Вот так мы и живем... продолжение

«Вот так мы и живем, овес жуем. Целуем безысходно власти сраный анус!»
Мысль родилась, и полилась в фактурности натурно. Создав гримасу на её лице. Сказав всю правду, встала и ушла. А ей как жить? Позволила домыслить слов наречий… Речь без венца. Тушите свечи. Ночь без конца.
  Чиновник жрет и срет… красавицы, и я же в том числе… как боже надоело. Тоска заела. Я лебезить устала… до предела у горла горький ком. Моль душу видно съела. Рванула за подол. А я не Ева, так хочется в п...@у  послать в галере тех и рядом   всех… и  растянуть п… @у, в  мехах  сыграть  семь сорок для премьера … страна влагалище и служит только им. От сюда пандемия и «холера!» свой доморощенный киль дым  с  сюрпризом.
И растянув меха, в гармонии не музыканту, -первому попавшему бичу отдаться. Хоть задарма. Минуя их, засранцев.

Если смотреть со стороны, - Ирида Степановна выглядела для Пятровны и себя конечно, весьма карикатурно. Немного опьянев от терпкого вина… и слов её,- бабеночки с ухмылкой от Сальери. Она из кожи вылезти змеиной не могла… мысль ядовита с жалом, с нервностью звериной, генной в главном… с гортанным скрипом, ожогом языка…коснулась чувственно зеркальности желаний.  Сама витьем скрутила имена, чтоб не сойти с ума перекрестилась здраво… хотя и неумело. Бог для неё стена с клетью непрошенной  медведя.  Суму повесив на себя, она шагнула разом. Ступив в ничтожный омут бытия…  влагалище- огромная страна… величием Сатурна поглотилась.

Здесь сумасшедший дом. От Гойи здесь задаток.  Прошлое ушло, а новое к зародышу придаток…что нам досталось? И что осталось? Легло легко, в остатке властью смялась. А в темноте Россия петухами возгордилась, в тень прошлого вцепилась, мусолит день и ночь Донбасс, Украину и вошь…  насрала в Сталинский  сапог, остатком в дне умылась.
 /Слепая баба ей ведь невтерпеж… сев на кол… чесотке удивилась…желанье тешит ум… от горя повинилась. Огородилась, до бога частокол. Путь к истине не проторён, он скверной занесен. Отрезок мал, но длинный. Впредь кровушкой умоется страна.  С ума бы не сойти.  Народ живет без веры.  Сатурн здесь пожирает собственных детей… в стране семь карликов расширив узкий круг… сев на галеры…вложив в рот фаллосы, х @и жуют? рассказывая о внешнем управлении. Европа, США -невероятный спрут. Окутал щупальцами всю страну… мошну. Все прямо здесь изгадил.

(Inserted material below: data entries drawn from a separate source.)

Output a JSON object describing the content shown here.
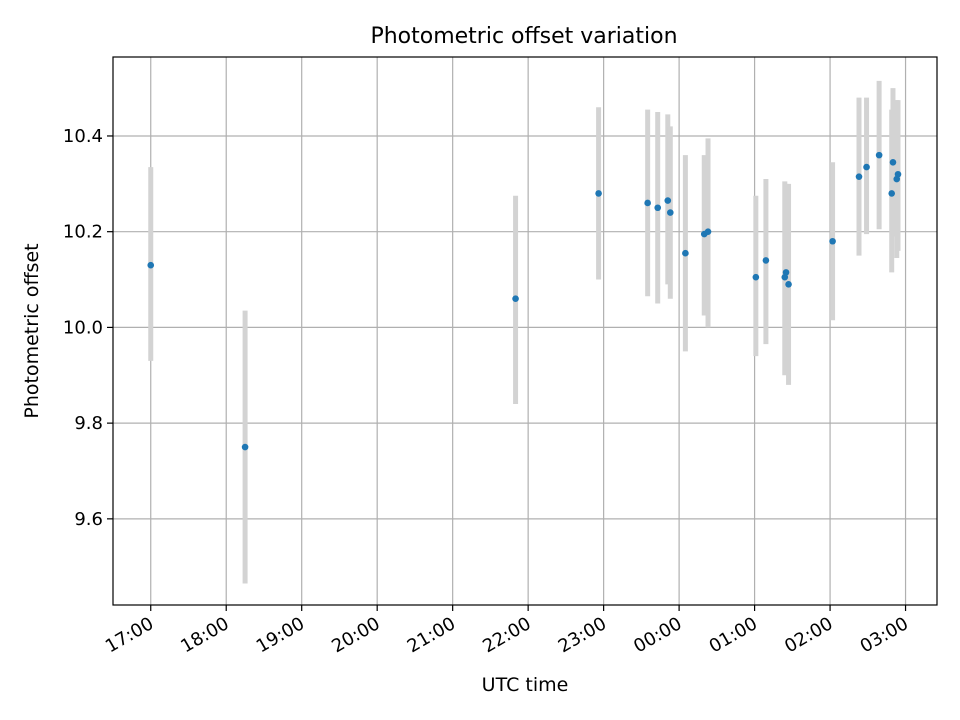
{
  "chart_data": {
    "type": "scatter",
    "title": "Photometric offset variation",
    "xlabel": "UTC time",
    "ylabel": "Photometric offset",
    "x_axis": "time",
    "x_range": [
      "16:30",
      "03:25"
    ],
    "x_ticks": [
      "17:00",
      "18:00",
      "19:00",
      "20:00",
      "21:00",
      "22:00",
      "23:00",
      "00:00",
      "01:00",
      "02:00",
      "03:00"
    ],
    "y_range": [
      9.42,
      10.565
    ],
    "y_ticks": [
      "9.6",
      "9.8",
      "10.0",
      "10.2",
      "10.4"
    ],
    "grid": true,
    "legend": "none",
    "colors": {
      "points": "#1f77b4",
      "error_bars": "#d3d3d3",
      "grid": "#b0b0b0"
    },
    "series": [
      {
        "points": [
          {
            "time": "17:00",
            "y": 10.13,
            "yerr_low": 9.93,
            "yerr_high": 10.335
          },
          {
            "time": "18:15",
            "y": 9.75,
            "yerr_low": 9.465,
            "yerr_high": 10.035
          },
          {
            "time": "21:50",
            "y": 10.06,
            "yerr_low": 9.84,
            "yerr_high": 10.275
          },
          {
            "time": "22:56",
            "y": 10.28,
            "yerr_low": 10.1,
            "yerr_high": 10.46
          },
          {
            "time": "23:35",
            "y": 10.26,
            "yerr_low": 10.065,
            "yerr_high": 10.455
          },
          {
            "time": "23:43",
            "y": 10.25,
            "yerr_low": 10.05,
            "yerr_high": 10.45
          },
          {
            "time": "23:51",
            "y": 10.265,
            "yerr_low": 10.09,
            "yerr_high": 10.445
          },
          {
            "time": "23:53",
            "y": 10.24,
            "yerr_low": 10.06,
            "yerr_high": 10.42
          },
          {
            "time": "00:05",
            "y": 10.155,
            "yerr_low": 9.95,
            "yerr_high": 10.36
          },
          {
            "time": "00:20",
            "y": 10.195,
            "yerr_low": 10.025,
            "yerr_high": 10.36
          },
          {
            "time": "00:23",
            "y": 10.2,
            "yerr_low": 10.0,
            "yerr_high": 10.395
          },
          {
            "time": "01:01",
            "y": 10.105,
            "yerr_low": 9.94,
            "yerr_high": 10.275
          },
          {
            "time": "01:09",
            "y": 10.14,
            "yerr_low": 9.965,
            "yerr_high": 10.31
          },
          {
            "time": "01:24",
            "y": 10.105,
            "yerr_low": 9.9,
            "yerr_high": 10.305
          },
          {
            "time": "01:25",
            "y": 10.115,
            "yerr_low": 9.93,
            "yerr_high": 10.3
          },
          {
            "time": "01:27",
            "y": 10.09,
            "yerr_low": 9.88,
            "yerr_high": 10.3
          },
          {
            "time": "02:02",
            "y": 10.18,
            "yerr_low": 10.015,
            "yerr_high": 10.345
          },
          {
            "time": "02:23",
            "y": 10.315,
            "yerr_low": 10.15,
            "yerr_high": 10.48
          },
          {
            "time": "02:29",
            "y": 10.335,
            "yerr_low": 10.195,
            "yerr_high": 10.48
          },
          {
            "time": "02:39",
            "y": 10.36,
            "yerr_low": 10.205,
            "yerr_high": 10.515
          },
          {
            "time": "02:49",
            "y": 10.28,
            "yerr_low": 10.115,
            "yerr_high": 10.455
          },
          {
            "time": "02:50",
            "y": 10.345,
            "yerr_low": 10.19,
            "yerr_high": 10.5
          },
          {
            "time": "02:53",
            "y": 10.31,
            "yerr_low": 10.145,
            "yerr_high": 10.475
          },
          {
            "time": "02:54",
            "y": 10.32,
            "yerr_low": 10.16,
            "yerr_high": 10.475
          }
        ]
      }
    ]
  }
}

Ириду Степановну сам боженька по праву невзлюбил.  Во лбище тыча царственно перстом… ей пояснил: что ясный день не сразу отступил. Он отступил перед, когда все пели хором. Ей бога помешал дослушать жужжащий кровососный овод. А почему? - Король ведь голый!   
Так если мы под внешним управлением? Тогда кто он? Он деньги получил и не считая передал их в банк. Так значит он знает, что Обама или Трамп… Его, как клерка не обманут. Живи и царствуй.  А депутаты?  Кто они? Кто их оберегает и сытно кормит? Выходит - Трамп ссудил им благо и разврат, пособие… что, став богат избранник переродился в волка.

Кто режиссирует премьеру? «элита знатная? - народ им по х…ю. Создав чернь дьявольскую клику… прессуют в бочке сельдь. Горстями жрут икру - младенцев жрут с развратностью Сатурна. Перед лампой дьявола темно…грешно. Лампада мрак не в сроке осветила. Прошлое ушло, реальность нас взбесило. Здесь сумасшедший дом. В нем гей гепарды хилы… а острые клыки, либ - партии… Акелы даже взвыли…  А в думе? - там ученики. А мученики в тюрьмах, иль в консервах… Ирида Степановна осеклась на полуслове. Какая здесь в башке моей крамола. А в сердце впрямь шипы.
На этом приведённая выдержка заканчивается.